Foreign net sell continues in April

Foreign investors net sold MYR1.5b of Malaysian equities in Apr 2019, continuing on from the two preceding months. For Jan-Apr 2019, they have net sold MYR2.9b. Cumulative foreign net buy since early-2010, has more than zerorised, i.e. it has turned negative for the first time at - MYR0.1b. At e.USD0.71b for Jan-Apr 2019, foreign net sell on Malaysian equities is the largest in the region – this compares against their net sell in Thai equities of e.-USD0.3b, and net buy in Indonesia (e.+USD4.58b), Philippines (e.+USD0.82b) and Vietnam (e.+USD0.25b).

How much more to go?

On a rolling 12M basis, foreign net sell in Malaysian equities, as a ratio of total market capitalisation, has widened to -1.1% compared to -0.7% end- 2018, but nearing the -1.4% (lowest level) seen in 4Q 2015. Foreign shareholding in equities was 23.7% end-Mar 2019 (latest available) which translates into MYR410b worth of foreign holdings as at then.

Sell in May and go away?

This may not apply to Malaysian equities as we enter a busy month, with key domestic lookouts being: (i) BNM’s MPS, due on 7 May (our house view remains for a 25bps cut in the OPR to 3.0% in 2019, where the cut could come as early as 7 May); (ii) 1Q 2019 GDP release on 16 May (our house’s forecast is for +4.7% real GDP growth in 2019 [2018: +4.7%]); and (iii) 1Q 2019 results reporting by the PLCs. Another major lookout is regulators’ measures to address the “market accessibility” issue cited as a reason for FTSE Russell to place Malaysia bonds under its watch list [link] ahead of its World Government Bond Index review in Sep 2019.
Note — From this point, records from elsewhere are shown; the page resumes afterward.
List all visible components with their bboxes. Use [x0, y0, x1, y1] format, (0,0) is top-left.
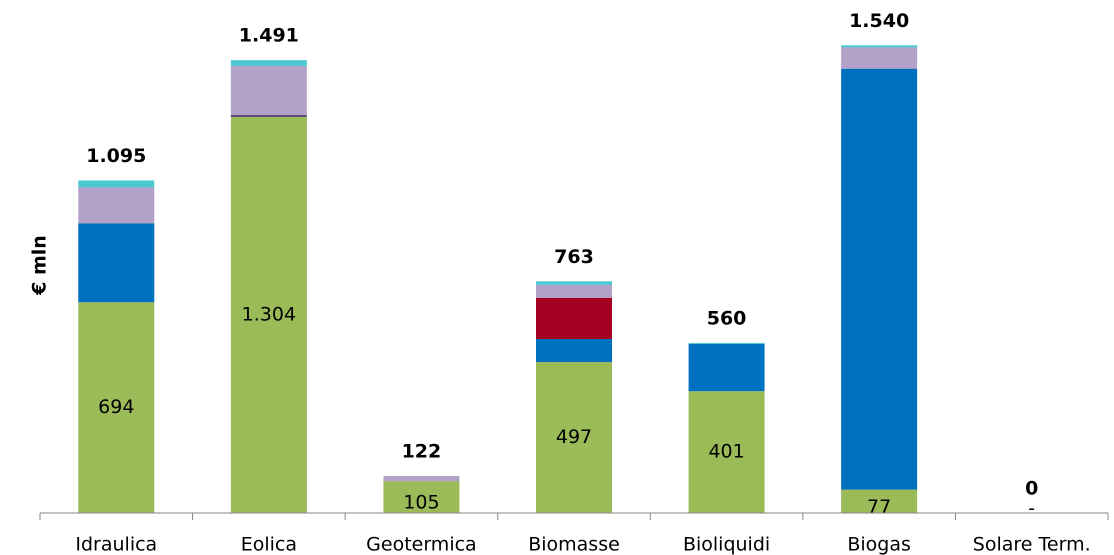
total-label: 1.491 — [239, 25, 299, 47]
bar-segment — [78, 302, 155, 513]
x-tick-label: Idraulica — [75, 534, 157, 555]
bar-segment — [536, 338, 612, 363]
data-label: 497 — [556, 426, 592, 448]
total-label: 1.540 — [849, 10, 909, 32]
x-tick-label: Biogas — [847, 534, 911, 555]
x-tick-label: Solare Term. — [973, 534, 1091, 555]
total-label: 763 — [554, 246, 594, 268]
y-axis-label: € mln — [29, 235, 51, 296]
data-label: 105 — [403, 492, 439, 514]
bar-segment — [536, 281, 612, 285]
data-label: 401 — [708, 441, 744, 463]
data-label: 77 — [867, 496, 891, 518]
total-label: 122 — [402, 440, 442, 462]
bar-segment — [383, 475, 460, 482]
bar-segment — [230, 116, 307, 513]
bar-segment — [536, 297, 612, 339]
bar-segment — [688, 342, 765, 344]
data-label: - — [1028, 498, 1035, 520]
bar-segment — [383, 481, 460, 513]
total-label: 0 — [1025, 478, 1038, 500]
bar-segment — [230, 60, 307, 66]
x-tick-label: Bioliquidi — [683, 534, 770, 555]
x-tick-label: Biomasse — [528, 534, 620, 555]
bar-segment — [78, 180, 155, 188]
bar-segment — [230, 65, 307, 115]
bar-segment — [536, 362, 612, 513]
bar-segment — [536, 284, 612, 298]
bar-segment — [841, 68, 918, 490]
bar-segment — [688, 343, 765, 392]
data-label: 1.304 — [242, 303, 296, 325]
bar-segment — [688, 391, 765, 513]
total-label: 1.095 — [86, 145, 146, 167]
bar-segment — [230, 114, 307, 117]
bar-segment — [78, 187, 155, 224]
bar-segment — [841, 45, 918, 48]
data-label: 694 — [98, 396, 134, 418]
bar-segment — [841, 489, 918, 513]
bar-segment — [841, 47, 918, 69]
x-tick-label: Eolica — [241, 534, 297, 555]
x-tick-label: Geotermica — [366, 534, 477, 555]
total-label: 560 — [707, 307, 747, 329]
bar-segment — [78, 223, 155, 303]
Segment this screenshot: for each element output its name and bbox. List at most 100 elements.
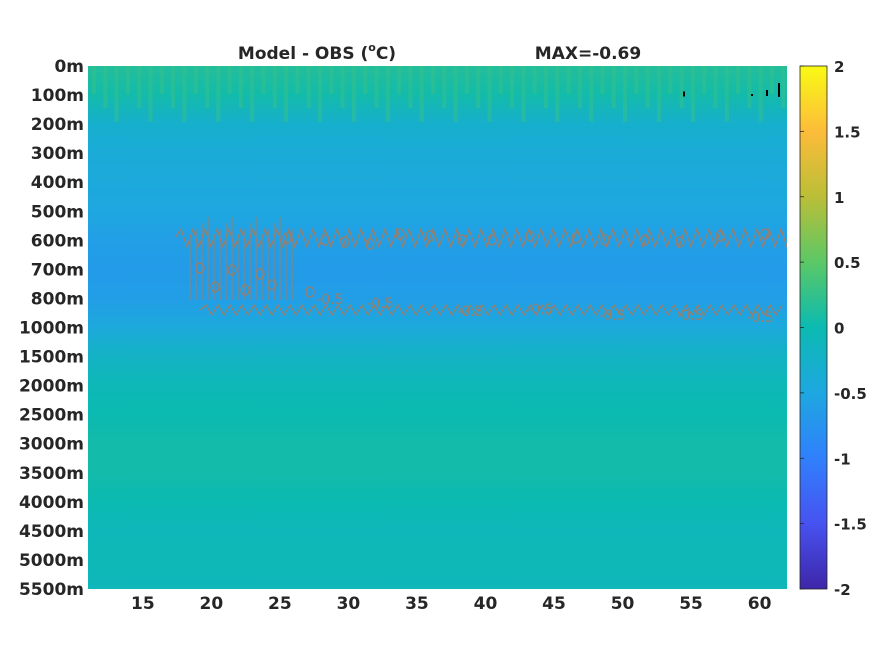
y-tick-label: 1500m (19, 348, 84, 368)
contour-loop (425, 230, 435, 242)
surface-stripe (611, 66, 616, 108)
surface-stripe (125, 66, 130, 94)
surface-stripe (431, 66, 435, 94)
contour-loop (715, 230, 725, 242)
surface-stripe (205, 66, 209, 108)
surface-stripe (272, 66, 277, 108)
y-tick-label: 5500m (19, 580, 84, 600)
plot-background (88, 66, 787, 589)
contour-label: -0.5 (676, 308, 703, 324)
y-tick-label: 1000m (19, 319, 84, 339)
contour-loop (282, 232, 292, 244)
surface-stripe (159, 66, 164, 94)
y-tick-label: 600m (31, 231, 84, 251)
surface-stripe (600, 66, 605, 94)
surface-stripe (702, 66, 707, 94)
surface-stripes (92, 66, 786, 122)
max-contour-mark (683, 91, 685, 97)
surface-stripe (261, 66, 266, 94)
surface-stripe (397, 66, 402, 94)
surface-stripe (634, 66, 639, 94)
x-axis-ticks: 15 20 25 30 35 40 45 50 55 60 (131, 594, 772, 614)
surface-stripe (148, 66, 153, 122)
y-axis-ticks: 0m 100m 200m 300m 400m 500m 600m 700m 800m 1000m 1… (19, 57, 84, 600)
colorbar-tick-label: -2 (834, 581, 851, 599)
surface-stripe (284, 66, 289, 122)
colorbar (799, 65, 828, 590)
contour-loop (487, 234, 497, 246)
surface-stripe (171, 66, 176, 108)
surface-stripe (250, 66, 255, 122)
surface-stripe (544, 66, 548, 108)
x-tick-label: 50 (611, 594, 635, 614)
surface-stripe (713, 66, 718, 108)
max-contour-mark (751, 94, 753, 96)
y-tick-label: 200m (31, 115, 84, 135)
y-tick-label: 2000m (19, 377, 84, 397)
surface-stripe (351, 66, 356, 122)
x-tick-label: 25 (268, 594, 292, 614)
contour-label: -0.5 (456, 304, 483, 320)
y-tick-label: 2500m (19, 406, 84, 426)
max-label: MAX=-0.69 (535, 44, 641, 64)
y-tick-label: 400m (31, 173, 84, 193)
contour-loop (365, 238, 375, 250)
surface-stripe (419, 66, 424, 122)
y-tick-label: 5000m (19, 551, 84, 571)
contour-label: -0.5 (316, 292, 343, 308)
surface-stripe (216, 66, 221, 122)
surface-stripe (657, 66, 661, 122)
contour-loop (240, 284, 250, 296)
contour-loop (320, 234, 330, 246)
surface-stripe (747, 66, 752, 108)
colorbar-ticks: 2 1.5 1 0.5 0 -0.5 -1 -1.5 -2 (800, 58, 867, 599)
y-tick-label: 300m (31, 144, 84, 164)
max-contour-mark (766, 90, 768, 96)
contour-loop (640, 234, 650, 246)
surface-stripe (363, 66, 368, 94)
surface-stripe (521, 66, 526, 122)
surface-stripe (329, 66, 334, 94)
x-tick-label: 20 (200, 594, 224, 614)
x-tick-label: 30 (337, 594, 361, 614)
contour-loop (675, 236, 685, 248)
contour-loop (395, 228, 405, 240)
x-tick-label: 60 (748, 594, 772, 614)
surface-stripe (306, 66, 311, 108)
contour-label: -0.5 (746, 310, 773, 326)
surface-stripe (532, 66, 537, 94)
contour-loop (457, 234, 467, 246)
colorbar-tick-label: -0.5 (834, 385, 867, 403)
surface-stripe (318, 66, 322, 122)
y-tick-label: 800m (31, 289, 84, 309)
surface-stripe (498, 66, 503, 94)
max-contour-mark (778, 83, 780, 97)
y-tick-label: 4500m (19, 522, 84, 542)
colorbar-tick-label: 0.5 (834, 254, 861, 272)
surface-stripe (679, 66, 684, 108)
colorbar-tick-label: -1.5 (834, 516, 867, 534)
colorbar-tick-label: 0 (834, 320, 844, 338)
surface-stripe (555, 66, 560, 122)
surface-stripe (476, 66, 481, 108)
y-tick-label: 500m (31, 202, 84, 222)
contour-loop (195, 262, 205, 274)
surface-stripe (114, 66, 119, 122)
surface-stripe (227, 66, 232, 94)
surface-stripe (295, 66, 300, 94)
surface-stripe (193, 66, 198, 94)
y-tick-label: 700m (31, 260, 84, 280)
surface-stripe (137, 66, 142, 108)
x-tick-label: 35 (405, 594, 429, 614)
surface-stripe (238, 66, 243, 108)
surface-stripe (487, 66, 492, 122)
surface-stripe (408, 66, 413, 108)
contour-loop (760, 228, 770, 240)
surface-stripe (724, 66, 729, 122)
chart-title: Model - OBS (oC) (238, 41, 396, 64)
y-tick-label: 4000m (19, 493, 84, 513)
surface-stripe (182, 66, 187, 122)
y-tick-label: 100m (31, 86, 84, 106)
contour-loop (340, 236, 350, 248)
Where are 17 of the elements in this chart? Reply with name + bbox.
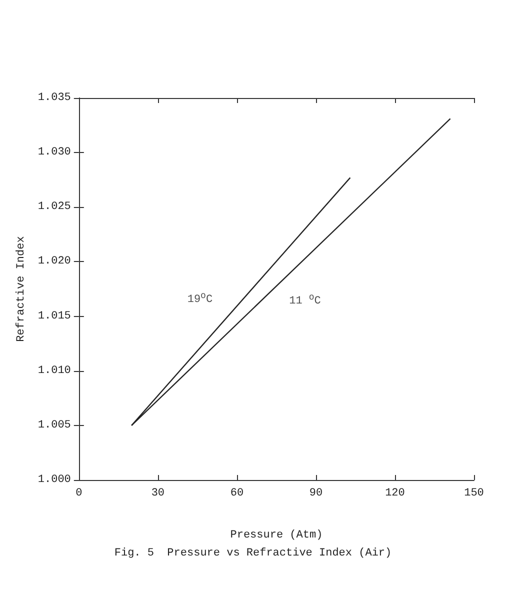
x-tick-label: 90: [309, 488, 323, 500]
y-tick-label: 1.010: [38, 364, 71, 377]
x-tick-label: 150: [464, 488, 484, 500]
y-tick-label: 1.035: [38, 92, 71, 104]
y-tick-label: 1.020: [38, 256, 71, 268]
y-tick-label: 1.000: [38, 474, 71, 486]
x-tick-label: 0: [76, 488, 82, 500]
x-tick-label: 30: [151, 488, 165, 500]
x-tick-label: 120: [385, 488, 405, 500]
x-tick-label: 60: [230, 488, 244, 500]
text: Fig. 5 Pressure vs Refractive Index (Air): [114, 548, 392, 560]
y-tick-label: 1.030: [38, 146, 71, 159]
y-tick-label: 1.025: [38, 201, 71, 214]
y-tick-label: 1.005: [38, 419, 71, 432]
x-axis-title: Pressure (Atm): [230, 530, 323, 542]
y-axis-title: Refractive Index: [16, 236, 28, 342]
y-tick-label: 1.015: [38, 310, 71, 322]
Defensive core equity strategy

Relative to historical, KLCI’s valuations are now at their LT mean, i.e. 15.9x 12M fwd PER (vs. mean of 15.8x) and 1.7x trailing P/B (vs. mean of 1.8x). Against regional peers, the valuation gaps have narrowed (vs. JCI’s 15.1x, SET’s 14.9x, PSEi’s 16.2x) after KLCI’s underperformance (-2.9% YTD). That said, KLCI’s earnings growth proposition, at +3.8% for 2019, per our estimates, are less attractive than JCI’s +10.8% and PSEi’s +15.3%, based on Bloomberg consensus estimates. With headwinds persisting, we remain cautious and reiterate our defensive core equity strategy. Two key market re-rating catalysts are dissipating policy risks and stronger corporate earnings rebound.